Saudi Arabia sentences Salma Al-Shehab to an "unprecedented" 34 years in prison

Rights groups: Saudi Arabia sentences Salma Al-Shehab to an "unprecedented" 34 years in prison for her tweets.

According to rights groups, Saudi Arabia has sentenced a woman to 34 years in prison and an additional 34 years for sharing her views on Twitter. The prison sentence for Salma Al-Shehab was longer than any previous sentence against an activist or dissident in Saudi Arabia, male or female. This may indicate the Saudi government's escalation in the crackdown on people who challenge its narrative, the European Saudi Organization for Human Rights (Europe Saudi Organization for Human Rights).

"The verdict against Salma Al-Shehab is unprecedented and dangerous," the organization said in a statement. The rights group is based in Europe and relies on connections within the conservative Muslim kingdom, where journalists are not allowed to work freely.

The European Saudi Organization for Human Rights said, "In recent years, many women activists have been subjected to unfair trials that have led to arbitrary sentences, in addition to some of them being subjected to severe torture, including sexual harassment."

It is unclear whether Al Shabab, who specializes in dentistry and lectures at Princess Nourah Bint Abdul Rahman University, considers herself a political or human rights activist. According to the Guardian, she studied for her Ph.D. in the UK when she traveled from Leeds to Saudi Arabia in December 2020 for vacation.
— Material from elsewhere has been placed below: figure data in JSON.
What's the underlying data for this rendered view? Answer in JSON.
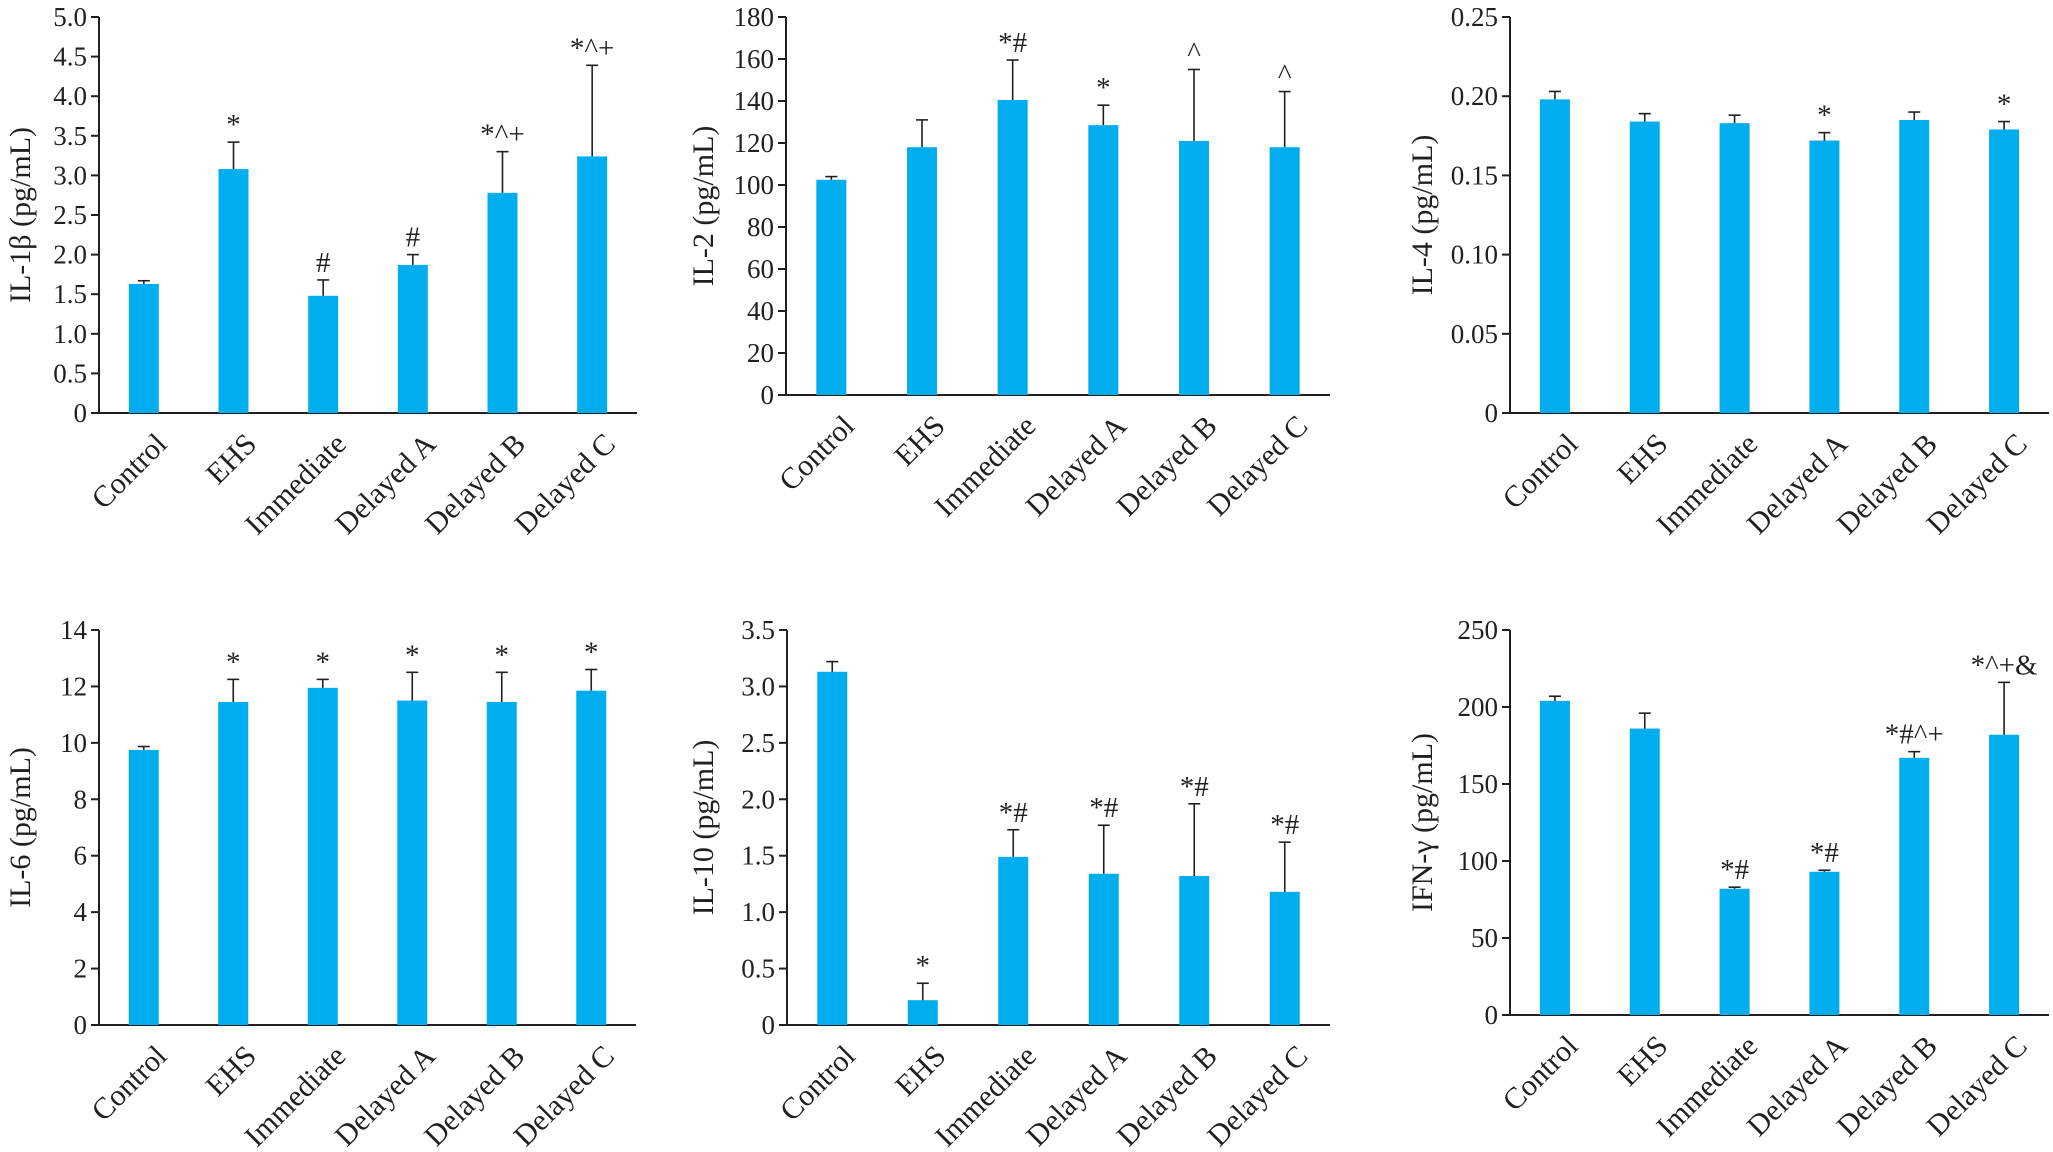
{
  "colors": {
    "bar": "#00aeef",
    "axis": "#231f20",
    "text": "#231f20"
  },
  "chart_data": [
    {
      "type": "bar",
      "ylabel": "IL-1β (pg/mL)",
      "categories": [
        "Control",
        "EHS",
        "Immediate",
        "Delayed A",
        "Delayed B",
        "Delayed C"
      ],
      "values": [
        1.63,
        3.08,
        1.48,
        1.87,
        2.78,
        3.24
      ],
      "errors": [
        0.04,
        0.34,
        0.2,
        0.13,
        0.52,
        1.15
      ],
      "annotations": [
        "",
        "*",
        "#",
        "#",
        "*^+",
        "*^+"
      ],
      "ylim": [
        0,
        5.0
      ],
      "yticks": [
        "0",
        "0.5",
        "1.0",
        "1.5",
        "2.0",
        "2.5",
        "3.0",
        "3.5",
        "4.0",
        "4.5",
        "5.0"
      ],
      "grid": false
    },
    {
      "type": "bar",
      "ylabel": "IL-2 (pg/mL)",
      "categories": [
        "Control",
        "EHS",
        "Immediate",
        "Delayed A",
        "Delayed B",
        "Delayed C"
      ],
      "values": [
        102.5,
        118,
        140.5,
        128.5,
        121,
        118
      ],
      "errors": [
        1.5,
        13,
        19,
        9.5,
        34,
        26.5
      ],
      "annotations": [
        "",
        "",
        "*#",
        "*",
        "^",
        "^"
      ],
      "ylim": [
        0,
        180
      ],
      "yticks": [
        "0",
        "20",
        "40",
        "60",
        "80",
        "100",
        "120",
        "140",
        "160",
        "180"
      ],
      "grid": false
    },
    {
      "type": "bar",
      "ylabel": "IL-4 (pg/mL)",
      "categories": [
        "Control",
        "EHS",
        "Immediate",
        "Delayed A",
        "Delayed B",
        "Delayed C"
      ],
      "values": [
        0.198,
        0.184,
        0.183,
        0.172,
        0.185,
        0.179
      ],
      "errors": [
        0.005,
        0.005,
        0.005,
        0.005,
        0.005,
        0.005
      ],
      "annotations": [
        "",
        "",
        "",
        "*",
        "",
        "*"
      ],
      "ylim": [
        0,
        0.25
      ],
      "yticks": [
        "0",
        "0.05",
        "0.10",
        "0.15",
        "0.20",
        "0.25"
      ],
      "grid": false
    },
    {
      "type": "bar",
      "ylabel": "IL-6 (pg/mL)",
      "categories": [
        "Control",
        "EHS",
        "Immediate",
        "Delayed A",
        "Delayed B",
        "Delayed C"
      ],
      "values": [
        9.75,
        11.45,
        11.95,
        11.5,
        11.45,
        11.85
      ],
      "errors": [
        0.12,
        0.8,
        0.3,
        1.0,
        1.05,
        0.75
      ],
      "annotations": [
        "",
        "*",
        "*",
        "*",
        "*",
        "*"
      ],
      "ylim": [
        0,
        14
      ],
      "yticks": [
        "0",
        "2",
        "4",
        "6",
        "8",
        "10",
        "12",
        "14"
      ],
      "grid": false
    },
    {
      "type": "bar",
      "ylabel": "IL-10 (pg/mL)",
      "categories": [
        "Control",
        "EHS",
        "Immediate",
        "Delayed A",
        "Delayed B",
        "Delayed C"
      ],
      "values": [
        3.13,
        0.22,
        1.49,
        1.34,
        1.32,
        1.18
      ],
      "errors": [
        0.09,
        0.15,
        0.24,
        0.43,
        0.64,
        0.44
      ],
      "annotations": [
        "",
        "*",
        "*#",
        "*#",
        "*#",
        "*#"
      ],
      "ylim": [
        0,
        3.5
      ],
      "yticks": [
        "0",
        "0.5",
        "1.0",
        "1.5",
        "2.0",
        "2.5",
        "3.0",
        "3.5"
      ],
      "grid": false
    },
    {
      "type": "bar",
      "ylabel": "IFN-γ (pg/mL)",
      "categories": [
        "Control",
        "EHS",
        "Immediate",
        "Delayed A",
        "Delayed B",
        "Delayed C"
      ],
      "values": [
        204,
        186,
        82,
        93,
        167,
        182
      ],
      "errors": [
        3,
        10,
        1,
        1,
        4,
        34
      ],
      "annotations": [
        "",
        "",
        "*#",
        "*#",
        "*#^+",
        "*^+&"
      ],
      "ylim": [
        0,
        250
      ],
      "yticks": [
        "0",
        "50",
        "100",
        "150",
        "200",
        "250"
      ],
      "grid": false
    }
  ]
}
During that visit, she was arrested and interrogated over several tweets. She called for releasing Saudi prisoners of conscience, such as prominent women's rights activist Loujain al-Hathloul. She also called for an end to Saudi Arabia's guardianship system, which requires men to supervise women if they want to do almost anything outside their homes.

The Guardian said that before returning to the UK, she was officially arrested and prosecuted for her tweets.

According to the organization, it was accused of "destabilizing the security of society and the stability of the state, spreading sedition, providing aid to those who seek to disturb public order, and spreading false and malicious rumors on Twitter."

She was initially sentenced in 2021 to six years in prison by Saudi Arabia's secret Specialized Criminal Court, which is dedicated to hearing cases related to terrorism charges. The European Saudi Organization for Human Rights said that despite all the charges against it related to the tweets, the appeals court raised the sentence to 34 years, invoking the "anti-terrorist system and its financing to justify the harsh sentence."

The European Saudi Organization for Human Rights said that the sentencing of Salma under the anti-terror and financing regime confirms that Saudi Arabia treats those who demand reforms and critics on social networks as terrorists.

The harsh ruling emerged just weeks after US President Joe Biden's visit to Saudi Arabia, which human rights activists and critics have warned could further encourage the country's crackdown on activists and dissidents.

Another rights group, the Washington, D.C.-based Freedom Initiative, also reported a 34-year prison sentence for the meteor. The group's file manager in Saudi Arabia criticized the kingdom and its powerful Crown Prince Mohammed bin Salman, better known as MBS, for allowing harsh punishment. At the same time, it "bragged to the world that it is working to improve women's rights and bring about legal reform."

"There is no doubt that this abhorrent sentence is getting worse," Dr. Bethany Al-Haidari said in a statement published last week. "It is sadly not surprising that Mohammed bin Salman feels more empowered than ever to take on such gross human rights violations. Without any real steps towards accountability, Biden's trip to Jeddah and the embrace of the international community should feel like a green light."